As for media being more forgiving of females, it happens, but not in every single instance or genre. Sure Lifetime movies might whitewash all the women and treat men as monsters until proven otherwise, but lest we forget many traditional fairy tales (including many that the aforementioned Disney movies are based on) treat women as monsters if they're anything other than sweet, submissive princesses. And while you might be hard pressed to find a kid's cartoon with a female protagonist (unless it's specifically aimed at girls, which in that case most characters are female regardless), it's a bit easier to find one with a female antagonist/villain (Rugrats, Fairly Oddparents, etc).

tl;dr, I want more shows where everyone is fucked up but had complex and interesting reasons for it etc-wankdude



#28 | Back to Top06-20-2011 12:54:23 PM

High Tripper
From: Washington, DC
Registered: 06-13-2011
Posts: 245

Re: In defense of Shiori...

In gender criminology, there's a lot of research into cases where husband-wife double murders occur, and the male gets a much lower sentence than the female does.  The theory is that, when a female is an active agent in a violent case, it appears to the average psyche that she commits two crimes: one against the victim and the other against her own femininity.  Men are masculine and naturally violent, so they can be excused, but women are supposed to be kind and nurturing.  Juries are more likely to be harder on women in violent crimes.  I would tell you exactly where I found this paper, but I returned the book.  I remember that the author's name was Anette Ballinger, at least.

As a result, violent female villains will take more flak.

Instead, SKU makes an effort to demonize the self-imposed helpless woman more than the violent man, since it's ultimately on Utena's and Anthy's shoulders to change their lots.  They're capable of confronting the situation and succeeding if they stop trying to do be inactive, so the latter seems much worse to me than even Akio's behavior.  The solution is simple; get over it and take action.  The result, however, is that society might throw stones.

I don't think Akio can be forgiven or anything, and I think he still comes off much worse than Anthy or Utena.  SKU also hates "natural" male violence and lust.  I'm just speculating about intention and story-telling on the other side.

Last edited by KaleMarsh (06-20-2011 12:58:30 PM)



#29 | Back to Top06-29-2011 02:58:48 AM

From: Idaho
Registered: 09-12-2010
Posts: 215

Re: In defense of Shiori...


Your remarks on how women are treated in the sentencing process when they commit violent crimes like murder are interesting. Not to mention women accused of murder tend to get more attention. Just look at the case of the murder of Meredith Kercher. Most people would know whom I'm referring to if I mention Amanda Knox, but many probably wouldn't recognize the names Rudy Guede and Raffaele Sollecito so easily and they are the two men accused of the murder. Not to mention there was all that tabloid and media attention surrounding Knox that involved portraying her as some sort of evil mastermind and the rumors about the murder being part of some "satanic ritual" even though there is no real evidence for any of these claims. In other words, providing that these three people actually committed the murder in question, Knox is the mastermind who somehow seduced/manipulated the two men into going along with the murder. I wouldn't be surprised if Knox gets a higher sentence if her appeals fail and she is convicted.
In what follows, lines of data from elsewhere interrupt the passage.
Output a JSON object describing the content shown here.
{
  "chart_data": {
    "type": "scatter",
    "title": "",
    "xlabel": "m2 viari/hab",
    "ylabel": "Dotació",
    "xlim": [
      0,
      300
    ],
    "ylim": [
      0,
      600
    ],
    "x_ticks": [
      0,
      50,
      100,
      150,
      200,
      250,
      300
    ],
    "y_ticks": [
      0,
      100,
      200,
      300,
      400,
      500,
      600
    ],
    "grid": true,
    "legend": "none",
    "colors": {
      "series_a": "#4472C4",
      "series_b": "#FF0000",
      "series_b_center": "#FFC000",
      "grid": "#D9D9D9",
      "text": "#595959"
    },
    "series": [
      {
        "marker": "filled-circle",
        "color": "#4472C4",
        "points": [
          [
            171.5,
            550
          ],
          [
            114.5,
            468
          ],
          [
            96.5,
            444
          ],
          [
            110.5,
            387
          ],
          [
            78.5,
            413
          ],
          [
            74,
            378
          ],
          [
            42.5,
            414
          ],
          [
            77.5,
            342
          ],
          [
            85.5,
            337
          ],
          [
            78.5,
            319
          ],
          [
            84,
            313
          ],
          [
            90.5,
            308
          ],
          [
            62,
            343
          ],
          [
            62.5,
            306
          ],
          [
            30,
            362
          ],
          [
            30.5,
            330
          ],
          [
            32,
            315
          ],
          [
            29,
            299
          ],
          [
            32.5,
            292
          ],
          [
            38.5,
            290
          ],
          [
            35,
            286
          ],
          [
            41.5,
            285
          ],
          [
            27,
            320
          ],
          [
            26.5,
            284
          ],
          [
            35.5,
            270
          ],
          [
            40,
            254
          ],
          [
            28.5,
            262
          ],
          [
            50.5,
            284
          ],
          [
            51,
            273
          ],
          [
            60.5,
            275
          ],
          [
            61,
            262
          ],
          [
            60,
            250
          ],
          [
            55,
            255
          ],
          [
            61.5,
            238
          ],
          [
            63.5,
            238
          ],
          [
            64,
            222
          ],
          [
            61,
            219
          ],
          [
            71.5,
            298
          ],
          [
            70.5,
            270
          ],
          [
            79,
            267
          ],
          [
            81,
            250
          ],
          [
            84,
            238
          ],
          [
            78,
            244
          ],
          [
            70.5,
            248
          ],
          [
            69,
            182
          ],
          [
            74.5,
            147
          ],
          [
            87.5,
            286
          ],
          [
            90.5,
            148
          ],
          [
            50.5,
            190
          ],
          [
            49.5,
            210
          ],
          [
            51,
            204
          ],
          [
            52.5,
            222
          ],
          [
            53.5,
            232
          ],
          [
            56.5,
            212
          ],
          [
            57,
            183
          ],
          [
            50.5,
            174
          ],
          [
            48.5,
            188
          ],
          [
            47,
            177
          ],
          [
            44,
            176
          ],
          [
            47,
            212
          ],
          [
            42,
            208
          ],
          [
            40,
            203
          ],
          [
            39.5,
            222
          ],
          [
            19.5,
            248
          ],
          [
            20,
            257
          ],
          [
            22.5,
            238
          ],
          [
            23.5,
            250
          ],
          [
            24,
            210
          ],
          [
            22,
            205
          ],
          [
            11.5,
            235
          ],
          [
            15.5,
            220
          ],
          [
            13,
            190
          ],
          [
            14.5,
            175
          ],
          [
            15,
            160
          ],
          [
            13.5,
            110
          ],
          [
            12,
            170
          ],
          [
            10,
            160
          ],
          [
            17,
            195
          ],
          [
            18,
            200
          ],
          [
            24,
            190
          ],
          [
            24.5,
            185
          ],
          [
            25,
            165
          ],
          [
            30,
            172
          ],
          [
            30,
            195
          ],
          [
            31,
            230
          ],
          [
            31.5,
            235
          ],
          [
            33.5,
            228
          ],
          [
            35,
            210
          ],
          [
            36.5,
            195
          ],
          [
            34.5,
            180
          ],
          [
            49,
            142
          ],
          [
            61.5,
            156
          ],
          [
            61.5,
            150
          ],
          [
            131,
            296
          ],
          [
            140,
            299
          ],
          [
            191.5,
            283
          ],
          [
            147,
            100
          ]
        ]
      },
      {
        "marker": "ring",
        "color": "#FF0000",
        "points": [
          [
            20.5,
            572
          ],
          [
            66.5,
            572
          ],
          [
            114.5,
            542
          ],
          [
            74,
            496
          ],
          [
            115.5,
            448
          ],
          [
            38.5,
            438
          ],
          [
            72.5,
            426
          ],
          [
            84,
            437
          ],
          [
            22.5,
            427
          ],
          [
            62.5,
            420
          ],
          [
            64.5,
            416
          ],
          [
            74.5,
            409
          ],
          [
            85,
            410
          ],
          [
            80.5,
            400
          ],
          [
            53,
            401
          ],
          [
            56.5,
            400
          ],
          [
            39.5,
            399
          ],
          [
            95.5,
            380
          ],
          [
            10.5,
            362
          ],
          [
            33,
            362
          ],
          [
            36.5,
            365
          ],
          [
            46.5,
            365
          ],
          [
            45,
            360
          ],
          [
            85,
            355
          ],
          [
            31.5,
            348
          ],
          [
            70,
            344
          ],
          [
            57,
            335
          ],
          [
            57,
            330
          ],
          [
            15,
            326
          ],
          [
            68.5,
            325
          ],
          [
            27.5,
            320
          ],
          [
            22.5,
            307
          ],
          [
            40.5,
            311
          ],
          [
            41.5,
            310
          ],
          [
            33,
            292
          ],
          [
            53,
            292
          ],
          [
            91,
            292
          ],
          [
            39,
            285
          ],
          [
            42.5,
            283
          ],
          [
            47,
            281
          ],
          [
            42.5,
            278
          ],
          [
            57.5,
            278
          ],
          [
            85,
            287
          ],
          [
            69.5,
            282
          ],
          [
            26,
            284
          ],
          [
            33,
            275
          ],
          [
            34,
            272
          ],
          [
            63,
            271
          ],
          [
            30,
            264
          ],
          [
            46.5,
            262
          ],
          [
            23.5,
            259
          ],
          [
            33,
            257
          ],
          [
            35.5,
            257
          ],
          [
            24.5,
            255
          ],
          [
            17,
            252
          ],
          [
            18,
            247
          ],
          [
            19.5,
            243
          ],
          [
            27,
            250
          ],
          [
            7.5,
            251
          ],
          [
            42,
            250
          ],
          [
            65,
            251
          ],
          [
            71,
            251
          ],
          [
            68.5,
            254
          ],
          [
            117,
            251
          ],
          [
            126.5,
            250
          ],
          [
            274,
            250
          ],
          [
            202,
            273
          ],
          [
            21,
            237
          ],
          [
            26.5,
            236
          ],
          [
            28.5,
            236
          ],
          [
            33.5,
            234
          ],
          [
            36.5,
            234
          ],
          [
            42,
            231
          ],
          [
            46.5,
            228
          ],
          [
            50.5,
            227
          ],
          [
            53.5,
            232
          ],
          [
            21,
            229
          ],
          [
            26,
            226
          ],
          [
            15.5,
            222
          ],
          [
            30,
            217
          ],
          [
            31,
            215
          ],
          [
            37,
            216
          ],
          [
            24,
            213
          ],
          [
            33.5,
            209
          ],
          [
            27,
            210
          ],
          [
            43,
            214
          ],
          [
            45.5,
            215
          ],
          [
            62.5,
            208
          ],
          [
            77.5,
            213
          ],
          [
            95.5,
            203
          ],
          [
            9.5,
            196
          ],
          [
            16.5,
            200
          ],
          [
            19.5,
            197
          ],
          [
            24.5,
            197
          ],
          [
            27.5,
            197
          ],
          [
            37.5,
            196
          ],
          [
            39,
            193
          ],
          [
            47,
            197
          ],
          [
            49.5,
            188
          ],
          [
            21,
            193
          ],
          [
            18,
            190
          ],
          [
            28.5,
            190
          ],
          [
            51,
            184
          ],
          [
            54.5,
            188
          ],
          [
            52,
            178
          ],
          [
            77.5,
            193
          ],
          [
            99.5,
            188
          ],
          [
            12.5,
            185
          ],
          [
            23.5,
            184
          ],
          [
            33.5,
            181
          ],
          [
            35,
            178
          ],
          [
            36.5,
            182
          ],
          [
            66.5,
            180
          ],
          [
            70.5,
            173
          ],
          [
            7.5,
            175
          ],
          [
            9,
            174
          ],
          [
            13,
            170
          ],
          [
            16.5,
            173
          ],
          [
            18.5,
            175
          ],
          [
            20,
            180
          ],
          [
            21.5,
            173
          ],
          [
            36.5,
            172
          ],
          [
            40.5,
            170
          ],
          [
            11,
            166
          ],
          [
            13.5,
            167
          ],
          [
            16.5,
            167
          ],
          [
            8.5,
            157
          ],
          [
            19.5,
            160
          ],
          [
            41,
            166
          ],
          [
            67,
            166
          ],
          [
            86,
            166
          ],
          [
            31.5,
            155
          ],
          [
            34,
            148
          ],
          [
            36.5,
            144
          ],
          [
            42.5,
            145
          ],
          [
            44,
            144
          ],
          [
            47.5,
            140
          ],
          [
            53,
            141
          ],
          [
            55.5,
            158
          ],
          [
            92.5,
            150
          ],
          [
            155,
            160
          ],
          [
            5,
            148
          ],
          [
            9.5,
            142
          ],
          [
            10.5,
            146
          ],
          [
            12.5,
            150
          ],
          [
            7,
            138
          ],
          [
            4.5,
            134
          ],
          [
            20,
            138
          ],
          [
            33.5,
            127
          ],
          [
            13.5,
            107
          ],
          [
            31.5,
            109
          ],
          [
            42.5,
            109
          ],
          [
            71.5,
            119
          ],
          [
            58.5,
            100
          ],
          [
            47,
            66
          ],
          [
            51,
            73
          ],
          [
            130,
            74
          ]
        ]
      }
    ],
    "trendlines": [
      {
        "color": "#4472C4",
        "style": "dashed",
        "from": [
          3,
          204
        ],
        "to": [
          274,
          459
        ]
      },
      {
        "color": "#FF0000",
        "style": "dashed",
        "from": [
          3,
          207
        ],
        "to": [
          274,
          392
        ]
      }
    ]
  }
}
Back on topic, I think anytime a woman doesn't behave as a submissive pure-purity princess, there will be some backlash. That's why there's so much fandom hate centered on Shiori. While she's not physically violent, she does still hurt Juri emotionally and on purpose. On the other hand, you get male characters who are physically violent who often have their flaws sugar-coated by some of the fandom because it's "normal" for men to be violent.